While longer then most videos, it depicts the beauty of a simple life, and shows how the Warli tribe people and Jivya Soma Mashe live in India today.
When viewing a Warli painting, what strikes you is the movement and simplicity of forms. There are human beings, birds, animals, insects, the everyday activities of communities & Warli legends. These recurrent themes within the paintings are reflected through the film’s interwoven narrative which corresponds to the range of daily activities of farming, cooking, painting and dreaming. The film is presented as both a filmic rendering of Warli paintings as well as an expression of the landscapes & spirit which furnish their creation
Johnny Magee
Indian Art Consultant, Hervé Perdriolle, calls Warli art a “ritual art performance. In the short video below he explains how Warli art used to be the domain of the women of the tribe, collaboratively painted on the walls of their homes twice a year to celebrate harvest and weddings. In the 70’s when Jivya Soma began painting it became the domain of the men and also a daily practice, moving from the walls of a home onto canvas and shown around the world.

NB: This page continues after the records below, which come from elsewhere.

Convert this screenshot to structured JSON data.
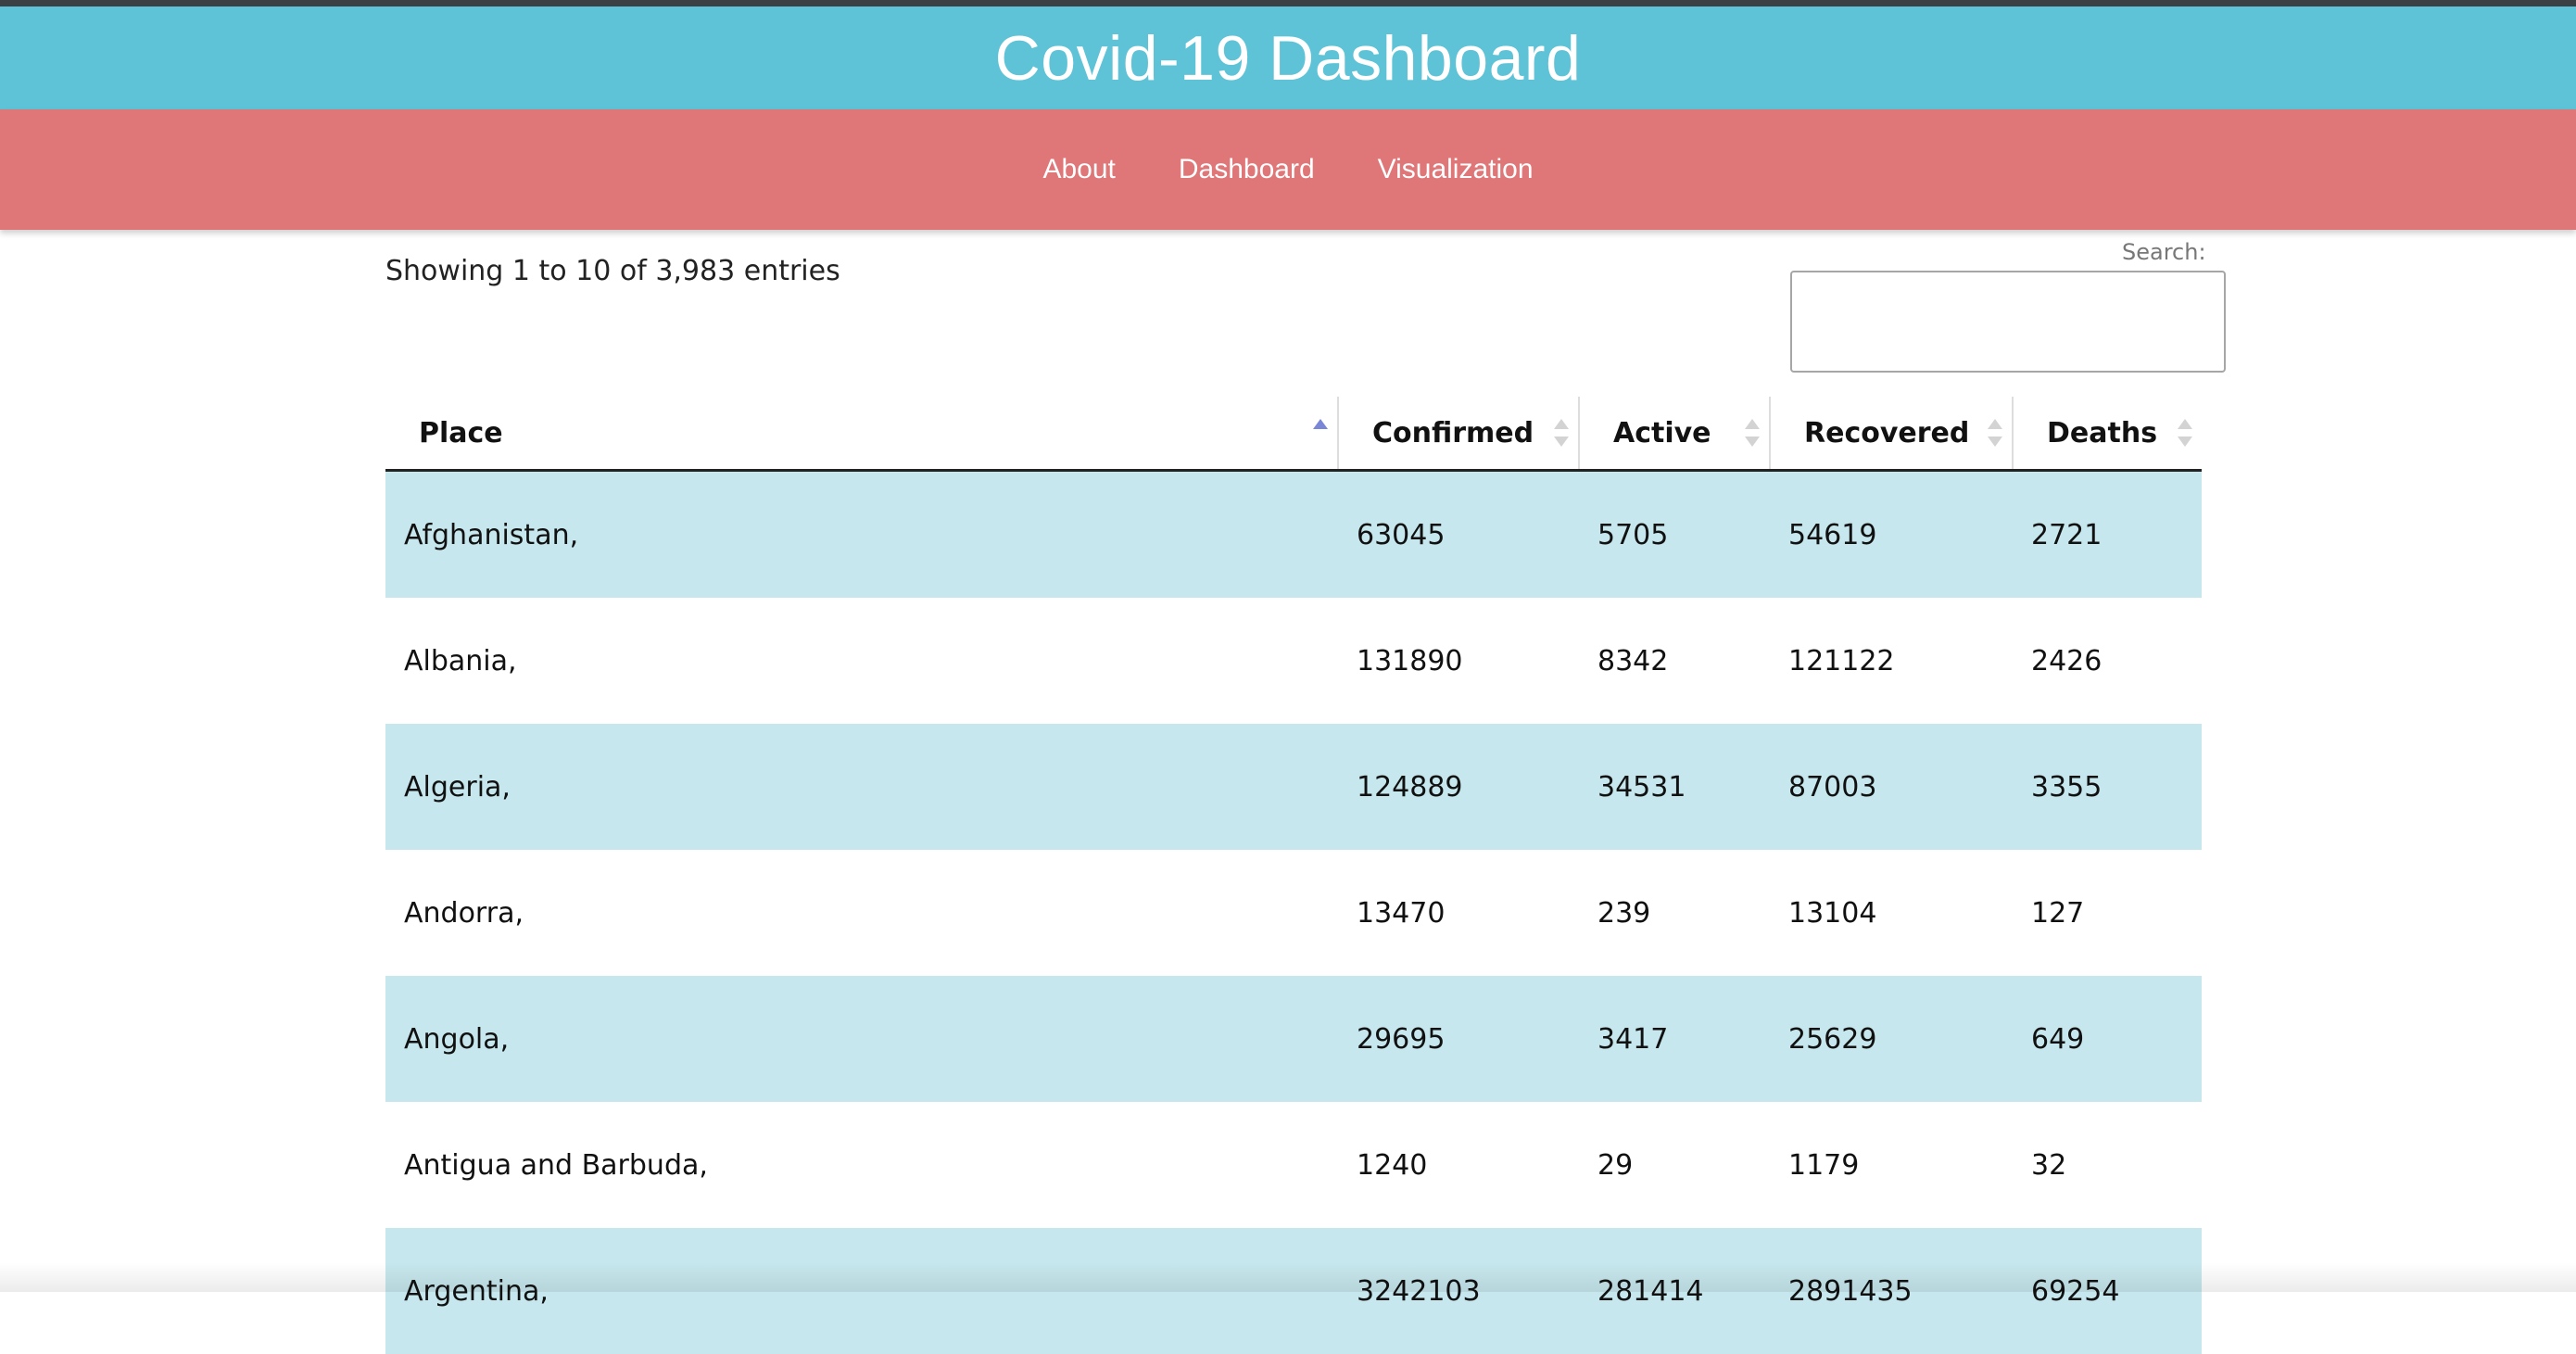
{
  "header": {
    "title": "Covid-19 Dashboard"
  },
  "nav": {
    "items": [
      "About",
      "Dashboard",
      "Visualization"
    ]
  },
  "table_info": "Showing 1 to 10 of 3,983 entries",
  "search": {
    "label": "Search:",
    "value": ""
  },
  "table": {
    "columns": [
      "Place",
      "Confirmed",
      "Active",
      "Recovered",
      "Deaths"
    ],
    "sorted_column": "Place",
    "sort_direction": "ascending",
    "rows": [
      [
        "Afghanistan,",
        "63045",
        "5705",
        "54619",
        "2721"
      ],
      [
        "Albania,",
        "131890",
        "8342",
        "121122",
        "2426"
      ],
      [
        "Algeria,",
        "124889",
        "34531",
        "87003",
        "3355"
      ],
      [
        "Andorra,",
        "13470",
        "239",
        "13104",
        "127"
      ],
      [
        "Angola,",
        "29695",
        "3417",
        "25629",
        "649"
      ],
      [
        "Antigua and Barbuda,",
        "1240",
        "29",
        "1179",
        "32"
      ],
      [
        "Argentina,",
        "3242103",
        "281414",
        "2891435",
        "69254"
      ]
    ]
  },
  "colors": {
    "title_bar": "#5ec3d6",
    "nav_bar": "#df7677",
    "row_stripe": "#c6e7ed",
    "sort_active": "#7a86d6"
  }
}
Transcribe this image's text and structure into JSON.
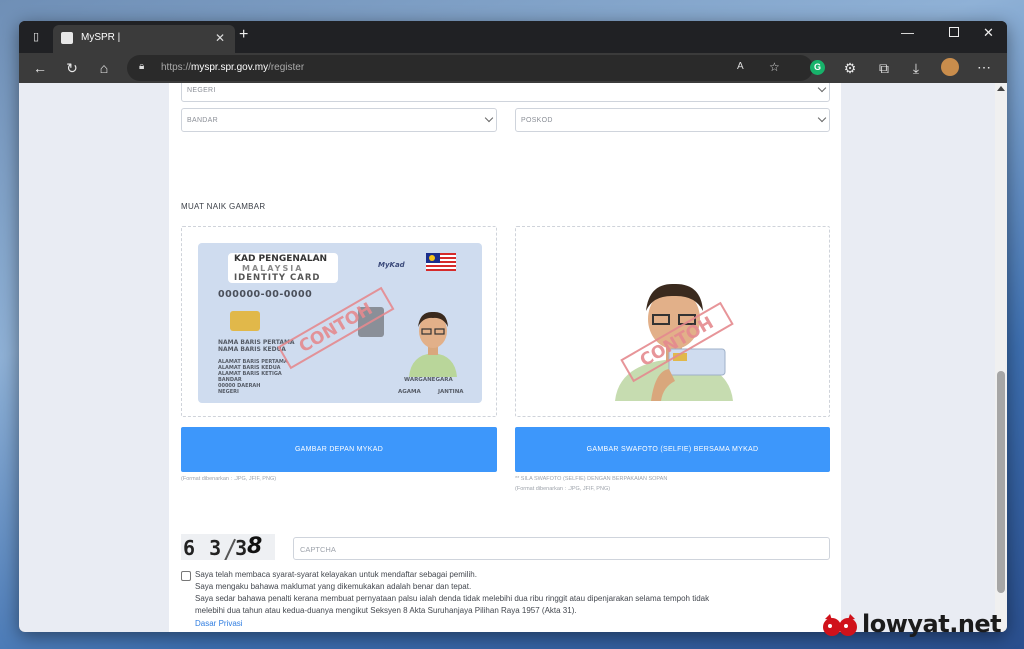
{
  "browser": {
    "tab_title": "MySPR |",
    "new_tab_glyph": "+",
    "url_prefix": "https://",
    "url_domain": "myspr.spr.gov.my",
    "url_path": "/register",
    "extension_badge": "G"
  },
  "form": {
    "negeri_placeholder": "NEGERI",
    "bandar_placeholder": "BANDAR",
    "poskod_placeholder": "POSKOD",
    "section_title": "MUAT NAIK GAMBAR",
    "upload_front_label": "GAMBAR DEPAN MYKAD",
    "upload_selfie_label": "GAMBAR SWAFOTO (SELFIE) BERSAMA MYKAD",
    "front_hint": "(Format dibenarkan : .JPG, JFIF, PNG)",
    "selfie_note": "** SILA SWAFOTO (SELFIE) DENGAN BERPAKAIAN SOPAN",
    "selfie_hint": "(Format dibenarkan : .JPG, JFIF, PNG)",
    "captcha_text": "6 3 3",
    "captcha_last": "8",
    "captcha_placeholder": "CAPTCHA",
    "declaration_lines": [
      "Saya telah membaca syarat-syarat kelayakan untuk mendaftar sebagai pemilih.",
      "Saya mengaku bahawa maklumat yang dikemukakan adalah benar dan tepat.",
      "Saya sedar bahawa penalti kerana membuat pernyataan palsu ialah denda tidak melebihi dua ribu ringgit atau dipenjarakan selama tempoh tidak",
      "melebihi dua tahun atau kedua-duanya mengikut Seksyen 8 Akta Suruhanjaya Pilihan Raya 1957 (Akta 31)."
    ],
    "privacy_link": "Dasar Privasi"
  },
  "mykad_sample": {
    "title_1": "KAD PENGENALAN",
    "title_2": "MALAYSIA",
    "title_3": "IDENTITY CARD",
    "brand": "MyKad",
    "ic_number": "000000-00-0000",
    "name_1": "NAMA BARIS PERTAMA",
    "name_2": "NAMA BARIS KEDUA",
    "addr_1": "ALAMAT BARIS PERTAMA",
    "addr_2": "ALAMAT BARIS KEDUA",
    "addr_3": "ALAMAT BARIS KETIGA",
    "addr_4": "BANDAR",
    "addr_5": "00000 DAERAH",
    "addr_6": "NEGERI",
    "citizenship": "WARGANEGARA",
    "religion": "AGAMA",
    "gender": "JANTINA",
    "stamp": "CONTOH"
  },
  "selfie_sample": {
    "stamp": "CONTOH"
  },
  "watermark": {
    "text": "lowyat.net"
  },
  "colors": {
    "accent_blue": "#3d97fb",
    "stamp_red": "#e58a8f",
    "link_blue": "#2f7de1"
  }
}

I am constantly amazed how through out my travels and my reading that while we are all different, we are never the less the same. We are record keepers and story tellers. I found the Warli art to be similar to the cave paintings I found on the Anasazi cave outside of Santa Fe, and the Aboriginal tribe drawings in Australia. Even the hierogliphics in Egypt do the same thing, each and everyone of them finding an art form to tell the story of their daily lives, and their worship of God.
I think Warli tribal art is not only a Little Bit of Beauty™ but a historical and sweet form of art which I hope will be preserved long into our future. What do you think?